There will need to be a fresh hearing of the appeal before a new First-tier Tribunal. Although I am setting aside the previous Tribunal’s decision, I am making no finding, nor indeed expressing any view, on whether the appellant is entitled to PIP (and, if so, which component(s) and at what rate(s)). That is a matter for the judgment of the new Tribunal. That new Tribunal must review all the relevant evidence and make its own findings of fact.

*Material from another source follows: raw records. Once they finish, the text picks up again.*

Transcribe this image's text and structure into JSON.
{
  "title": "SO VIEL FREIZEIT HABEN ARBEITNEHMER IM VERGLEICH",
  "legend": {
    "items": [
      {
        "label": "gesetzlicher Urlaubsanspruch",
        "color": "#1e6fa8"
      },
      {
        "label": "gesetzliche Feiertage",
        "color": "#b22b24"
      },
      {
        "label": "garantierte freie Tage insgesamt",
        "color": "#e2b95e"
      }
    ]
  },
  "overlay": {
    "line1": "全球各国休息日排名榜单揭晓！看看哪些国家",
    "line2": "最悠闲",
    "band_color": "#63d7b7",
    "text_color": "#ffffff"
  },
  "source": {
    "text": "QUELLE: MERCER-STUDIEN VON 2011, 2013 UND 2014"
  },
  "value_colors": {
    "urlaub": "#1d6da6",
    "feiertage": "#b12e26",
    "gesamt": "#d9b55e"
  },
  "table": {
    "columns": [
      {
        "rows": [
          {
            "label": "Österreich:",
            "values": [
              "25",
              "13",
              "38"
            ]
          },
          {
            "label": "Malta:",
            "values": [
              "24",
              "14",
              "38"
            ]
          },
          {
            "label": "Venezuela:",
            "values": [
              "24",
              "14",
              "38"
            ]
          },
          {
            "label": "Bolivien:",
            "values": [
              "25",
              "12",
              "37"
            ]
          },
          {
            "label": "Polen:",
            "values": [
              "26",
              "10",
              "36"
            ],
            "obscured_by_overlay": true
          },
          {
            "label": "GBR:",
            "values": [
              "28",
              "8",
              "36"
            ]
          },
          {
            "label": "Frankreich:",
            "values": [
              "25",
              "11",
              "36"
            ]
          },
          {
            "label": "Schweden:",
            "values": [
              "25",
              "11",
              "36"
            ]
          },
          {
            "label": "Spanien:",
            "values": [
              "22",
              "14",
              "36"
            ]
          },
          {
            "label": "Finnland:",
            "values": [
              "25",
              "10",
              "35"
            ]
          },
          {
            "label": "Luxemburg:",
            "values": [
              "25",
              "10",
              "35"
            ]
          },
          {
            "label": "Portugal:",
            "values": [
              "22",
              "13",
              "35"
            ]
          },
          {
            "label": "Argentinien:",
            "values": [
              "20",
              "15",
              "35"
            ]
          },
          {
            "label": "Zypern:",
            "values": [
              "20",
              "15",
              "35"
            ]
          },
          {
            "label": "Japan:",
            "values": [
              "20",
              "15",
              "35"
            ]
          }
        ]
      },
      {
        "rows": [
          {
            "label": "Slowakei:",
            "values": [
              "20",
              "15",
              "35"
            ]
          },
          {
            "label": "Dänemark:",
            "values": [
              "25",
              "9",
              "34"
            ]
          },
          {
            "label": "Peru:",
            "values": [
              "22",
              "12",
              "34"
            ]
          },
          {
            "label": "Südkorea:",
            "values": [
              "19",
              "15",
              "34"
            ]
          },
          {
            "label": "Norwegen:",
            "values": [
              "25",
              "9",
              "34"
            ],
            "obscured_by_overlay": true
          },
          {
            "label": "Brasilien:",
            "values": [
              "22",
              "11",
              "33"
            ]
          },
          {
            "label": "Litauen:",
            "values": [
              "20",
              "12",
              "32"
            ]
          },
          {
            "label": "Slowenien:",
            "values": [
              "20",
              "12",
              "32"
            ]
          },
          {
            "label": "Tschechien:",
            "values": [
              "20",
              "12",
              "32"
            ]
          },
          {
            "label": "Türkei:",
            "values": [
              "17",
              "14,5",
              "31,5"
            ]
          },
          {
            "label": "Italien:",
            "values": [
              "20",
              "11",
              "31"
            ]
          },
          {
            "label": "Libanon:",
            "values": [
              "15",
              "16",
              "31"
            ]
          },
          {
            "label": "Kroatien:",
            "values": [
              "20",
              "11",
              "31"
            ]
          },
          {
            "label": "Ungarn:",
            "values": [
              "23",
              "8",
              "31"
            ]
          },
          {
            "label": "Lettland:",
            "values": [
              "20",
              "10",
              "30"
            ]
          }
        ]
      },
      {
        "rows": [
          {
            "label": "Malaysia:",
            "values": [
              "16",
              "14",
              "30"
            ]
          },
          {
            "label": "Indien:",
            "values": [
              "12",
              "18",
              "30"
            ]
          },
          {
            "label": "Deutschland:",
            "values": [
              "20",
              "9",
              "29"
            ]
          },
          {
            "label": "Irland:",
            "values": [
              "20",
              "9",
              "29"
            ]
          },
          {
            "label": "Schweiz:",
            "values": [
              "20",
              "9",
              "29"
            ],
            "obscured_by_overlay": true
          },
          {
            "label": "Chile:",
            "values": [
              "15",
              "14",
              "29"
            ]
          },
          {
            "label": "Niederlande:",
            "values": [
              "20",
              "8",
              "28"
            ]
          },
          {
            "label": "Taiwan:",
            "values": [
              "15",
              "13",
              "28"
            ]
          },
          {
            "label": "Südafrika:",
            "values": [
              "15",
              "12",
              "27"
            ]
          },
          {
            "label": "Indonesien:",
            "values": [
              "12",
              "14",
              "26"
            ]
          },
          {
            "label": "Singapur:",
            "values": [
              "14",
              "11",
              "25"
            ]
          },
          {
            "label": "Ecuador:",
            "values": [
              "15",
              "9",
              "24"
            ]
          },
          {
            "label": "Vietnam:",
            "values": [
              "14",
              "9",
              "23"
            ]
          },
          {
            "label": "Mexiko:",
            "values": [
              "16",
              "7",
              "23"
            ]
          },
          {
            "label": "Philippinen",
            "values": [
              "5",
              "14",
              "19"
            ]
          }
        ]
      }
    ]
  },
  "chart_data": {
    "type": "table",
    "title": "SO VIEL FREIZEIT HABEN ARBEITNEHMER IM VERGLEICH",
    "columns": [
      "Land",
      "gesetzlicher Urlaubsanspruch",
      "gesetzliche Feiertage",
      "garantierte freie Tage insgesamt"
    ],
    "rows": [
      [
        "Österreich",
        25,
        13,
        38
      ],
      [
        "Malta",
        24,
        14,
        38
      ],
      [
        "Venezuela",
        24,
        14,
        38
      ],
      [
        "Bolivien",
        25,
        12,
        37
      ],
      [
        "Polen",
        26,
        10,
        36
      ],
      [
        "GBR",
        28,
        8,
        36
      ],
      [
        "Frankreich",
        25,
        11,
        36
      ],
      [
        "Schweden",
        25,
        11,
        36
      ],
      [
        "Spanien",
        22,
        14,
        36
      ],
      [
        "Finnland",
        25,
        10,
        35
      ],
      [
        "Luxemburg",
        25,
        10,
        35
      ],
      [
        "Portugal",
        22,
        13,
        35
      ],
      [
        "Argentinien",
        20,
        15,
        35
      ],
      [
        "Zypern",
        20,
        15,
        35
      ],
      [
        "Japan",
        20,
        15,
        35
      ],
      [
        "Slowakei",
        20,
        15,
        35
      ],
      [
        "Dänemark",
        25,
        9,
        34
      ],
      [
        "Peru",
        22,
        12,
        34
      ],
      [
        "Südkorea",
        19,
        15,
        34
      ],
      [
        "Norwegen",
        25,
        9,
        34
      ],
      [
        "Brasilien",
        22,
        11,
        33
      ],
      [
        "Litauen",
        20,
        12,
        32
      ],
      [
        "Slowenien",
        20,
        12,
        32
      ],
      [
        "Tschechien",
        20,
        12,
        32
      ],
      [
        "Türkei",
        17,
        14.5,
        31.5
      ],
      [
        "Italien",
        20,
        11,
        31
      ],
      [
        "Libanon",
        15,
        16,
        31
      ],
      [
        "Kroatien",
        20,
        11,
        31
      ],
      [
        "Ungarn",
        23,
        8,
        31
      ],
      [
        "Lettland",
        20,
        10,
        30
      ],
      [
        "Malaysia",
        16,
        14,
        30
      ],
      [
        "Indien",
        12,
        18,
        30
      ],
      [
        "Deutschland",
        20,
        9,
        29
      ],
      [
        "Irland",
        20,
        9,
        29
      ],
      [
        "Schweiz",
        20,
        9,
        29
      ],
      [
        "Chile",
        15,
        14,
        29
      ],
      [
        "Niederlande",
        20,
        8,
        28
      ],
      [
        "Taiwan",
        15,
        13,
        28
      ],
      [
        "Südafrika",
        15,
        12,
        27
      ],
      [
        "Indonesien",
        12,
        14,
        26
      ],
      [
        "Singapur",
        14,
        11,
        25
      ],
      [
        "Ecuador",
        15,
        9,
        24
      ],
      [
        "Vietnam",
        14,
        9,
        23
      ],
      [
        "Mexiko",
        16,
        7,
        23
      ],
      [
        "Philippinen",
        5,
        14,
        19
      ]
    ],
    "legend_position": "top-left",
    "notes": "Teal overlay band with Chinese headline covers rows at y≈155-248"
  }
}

In doing so, the new Tribunal will have to focus on the appellant’s circumstances as they were at the time of the decision on 3 May 2022. This is because the new Tribunal must have regard to the rule that a tribunal “shall not take into account any circumstances not obtaining at the time when the decision appealed against was made” (section 12(8)(b) of the Social Security Act 1998).
As the Secretary of State has made a subsequent decision that the appellant is not entitled to PIP, the new First-tier Tribunal will be dealing with appellant's entitlement to PIP during the closed period from the date of claim in this case to the date of the Secretary of State’s new decision, i.e. 5 January 2022 (date of claim) to 25 January 2024.